Divine authority and the signs of an Apostle!
Yet his steadfast belief that he was so appointed was one of the secrets of his power and influence, which were greater than that of any other churchman of his time. We are even yet feeling their effects, and we shall continue to feel them. There seems to be no hope, what with Boards of Temperance, Prohibition and Public Morals and similar intolerant activities, that the Methodist Church will ever become more worthy of respect than it was in his day. Indeed, it grows worse and worse.
Another prime factor in Bishop Asbury’s extraordinary piety, as can be seen by the entries in his Journalsand by a study of the biographies written by other clergymen, was his terrific mental turmoil. Throughout his whole life his mind whirled like a pinwheel; he was constantly in what, back in Missouri, we used to call a “terrible state.” About the time he began to be ill he started referring to himself as “Poor Francis,” and thereafter that was the dominant note of his life. He pitied himself because of his physical ills, and then dosed himself with horrid medicines, and with bleedings and blisterings, making his ailments more painful and himself an object of greater pity. He tortured himself thus physically, and flogged his mind with constant thoughts of his unworthiness; he was continually groveling before God, beseeching the Almighty to put temptation in his path. These extracts taken at random from his Journals show the trend of his thought:
“I do not sufficiently love God nor live by faith.

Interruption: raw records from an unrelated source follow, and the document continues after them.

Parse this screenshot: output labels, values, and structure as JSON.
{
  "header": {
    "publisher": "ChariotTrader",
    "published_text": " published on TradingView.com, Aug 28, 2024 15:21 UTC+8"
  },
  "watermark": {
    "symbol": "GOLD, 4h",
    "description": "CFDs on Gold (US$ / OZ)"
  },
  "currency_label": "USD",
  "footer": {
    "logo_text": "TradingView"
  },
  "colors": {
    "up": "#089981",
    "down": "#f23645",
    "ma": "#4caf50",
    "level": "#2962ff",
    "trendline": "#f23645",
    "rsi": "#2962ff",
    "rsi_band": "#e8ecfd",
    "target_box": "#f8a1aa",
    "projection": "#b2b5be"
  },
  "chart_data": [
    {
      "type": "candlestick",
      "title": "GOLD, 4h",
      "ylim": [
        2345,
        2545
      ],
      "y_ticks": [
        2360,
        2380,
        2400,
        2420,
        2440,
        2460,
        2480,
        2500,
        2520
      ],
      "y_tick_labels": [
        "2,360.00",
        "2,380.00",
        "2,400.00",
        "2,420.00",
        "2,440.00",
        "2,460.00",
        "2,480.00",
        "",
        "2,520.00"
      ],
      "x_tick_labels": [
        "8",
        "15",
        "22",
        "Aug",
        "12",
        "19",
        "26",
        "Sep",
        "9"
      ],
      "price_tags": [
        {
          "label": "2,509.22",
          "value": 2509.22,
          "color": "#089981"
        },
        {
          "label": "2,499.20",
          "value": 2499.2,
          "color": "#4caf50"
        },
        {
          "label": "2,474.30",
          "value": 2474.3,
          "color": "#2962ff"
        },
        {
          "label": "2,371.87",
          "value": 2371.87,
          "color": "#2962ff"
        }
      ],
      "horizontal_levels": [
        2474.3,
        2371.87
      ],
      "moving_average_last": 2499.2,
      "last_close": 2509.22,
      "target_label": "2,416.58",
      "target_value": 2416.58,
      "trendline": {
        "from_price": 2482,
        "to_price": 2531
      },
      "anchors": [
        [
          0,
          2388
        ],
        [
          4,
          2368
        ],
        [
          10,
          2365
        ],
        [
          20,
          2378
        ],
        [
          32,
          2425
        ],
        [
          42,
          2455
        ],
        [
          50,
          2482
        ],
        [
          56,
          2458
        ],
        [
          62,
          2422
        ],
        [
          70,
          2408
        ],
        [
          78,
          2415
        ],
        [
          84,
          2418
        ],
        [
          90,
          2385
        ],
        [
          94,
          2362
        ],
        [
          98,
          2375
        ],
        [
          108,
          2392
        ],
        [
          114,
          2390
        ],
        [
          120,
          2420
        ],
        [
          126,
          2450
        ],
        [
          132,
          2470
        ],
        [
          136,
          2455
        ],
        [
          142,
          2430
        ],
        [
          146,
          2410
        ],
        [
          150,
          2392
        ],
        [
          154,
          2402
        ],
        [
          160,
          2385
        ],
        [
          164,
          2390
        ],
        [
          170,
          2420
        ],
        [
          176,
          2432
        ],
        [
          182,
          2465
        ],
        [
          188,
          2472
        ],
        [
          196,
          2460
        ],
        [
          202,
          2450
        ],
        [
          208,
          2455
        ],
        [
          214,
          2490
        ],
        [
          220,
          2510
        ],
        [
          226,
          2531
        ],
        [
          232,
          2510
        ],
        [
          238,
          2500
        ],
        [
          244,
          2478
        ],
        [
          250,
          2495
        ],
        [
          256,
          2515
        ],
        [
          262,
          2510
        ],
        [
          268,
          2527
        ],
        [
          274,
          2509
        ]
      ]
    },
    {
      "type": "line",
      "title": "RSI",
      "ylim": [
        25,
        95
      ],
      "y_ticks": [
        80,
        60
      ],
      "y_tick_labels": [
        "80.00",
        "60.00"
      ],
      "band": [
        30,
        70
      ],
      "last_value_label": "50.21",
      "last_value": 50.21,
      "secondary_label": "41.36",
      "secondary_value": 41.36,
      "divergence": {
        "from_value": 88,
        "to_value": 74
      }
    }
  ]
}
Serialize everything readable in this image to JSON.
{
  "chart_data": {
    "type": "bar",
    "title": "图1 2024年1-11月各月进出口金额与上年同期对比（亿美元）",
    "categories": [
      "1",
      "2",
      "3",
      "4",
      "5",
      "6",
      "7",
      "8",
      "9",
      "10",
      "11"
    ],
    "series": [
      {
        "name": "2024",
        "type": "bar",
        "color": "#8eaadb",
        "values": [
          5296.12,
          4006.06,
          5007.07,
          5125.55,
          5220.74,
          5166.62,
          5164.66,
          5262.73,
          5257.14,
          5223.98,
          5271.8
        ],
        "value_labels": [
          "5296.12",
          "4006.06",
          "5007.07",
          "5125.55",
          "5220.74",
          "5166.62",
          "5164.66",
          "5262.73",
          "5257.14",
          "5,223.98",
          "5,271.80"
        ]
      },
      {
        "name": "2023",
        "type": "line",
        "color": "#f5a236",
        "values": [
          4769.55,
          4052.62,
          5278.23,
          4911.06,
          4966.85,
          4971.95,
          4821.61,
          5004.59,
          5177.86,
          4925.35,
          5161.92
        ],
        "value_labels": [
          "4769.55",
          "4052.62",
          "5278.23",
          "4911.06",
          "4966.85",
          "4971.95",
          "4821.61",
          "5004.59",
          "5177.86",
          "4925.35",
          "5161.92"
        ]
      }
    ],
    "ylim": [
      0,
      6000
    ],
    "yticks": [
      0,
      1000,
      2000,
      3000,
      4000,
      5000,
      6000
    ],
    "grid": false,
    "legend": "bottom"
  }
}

“I must lament that I am not perfectly crucified with God.
“I feel some conviction for sleeping too long.
“My heart is grieved and groaneth for want of more holiness.
“Unguarded and trivial conversation has brought a degree of spiritual deadness.
“My conscience reproves me for the appearance of levity.
“A cloud rested on my mind, which was occasioned by talking and jesting. I also feel at times tempted to impatience and pride of heart.
“My heart is still depressed for want of more religion.
“Were I to stand on my own merit, where should I go but to hell?
“Here I received a bitter pill from one of my greatest friends [referring to his last letter from John Wesley]. Praise the Lord for my trials also! May they be sanctified.”
Bishop Asbury preached the same doctrine of personal conversion and sanctification that is preached by present-day Methodist ministers, and he sought this blissful state for himself with frenzied zealousness. At times he thought he had entered into what he called the full fruition of a life with God; at other times he fancied himself given up to Satan. The older he grew, the gloomier and more introspective he became, and like most of the other great religionists he had a pronounced streak of melancholia. He had alternating periods of exaltation and depression; he was either soaring the heights of religious ecstasy or floundering in the depths of sin and despair. He did not seem able to find any middle ground in which he could obtain a measure of peace and contentment; occasionally in his Journals he noted that he was happy in God and atpeace, but the next entry showed him groaning in great vexation of spirit, crying out a doubt of the value of his religious life. He yearned for a constant religious thrill, and mourned because he could not satisfy his yearning.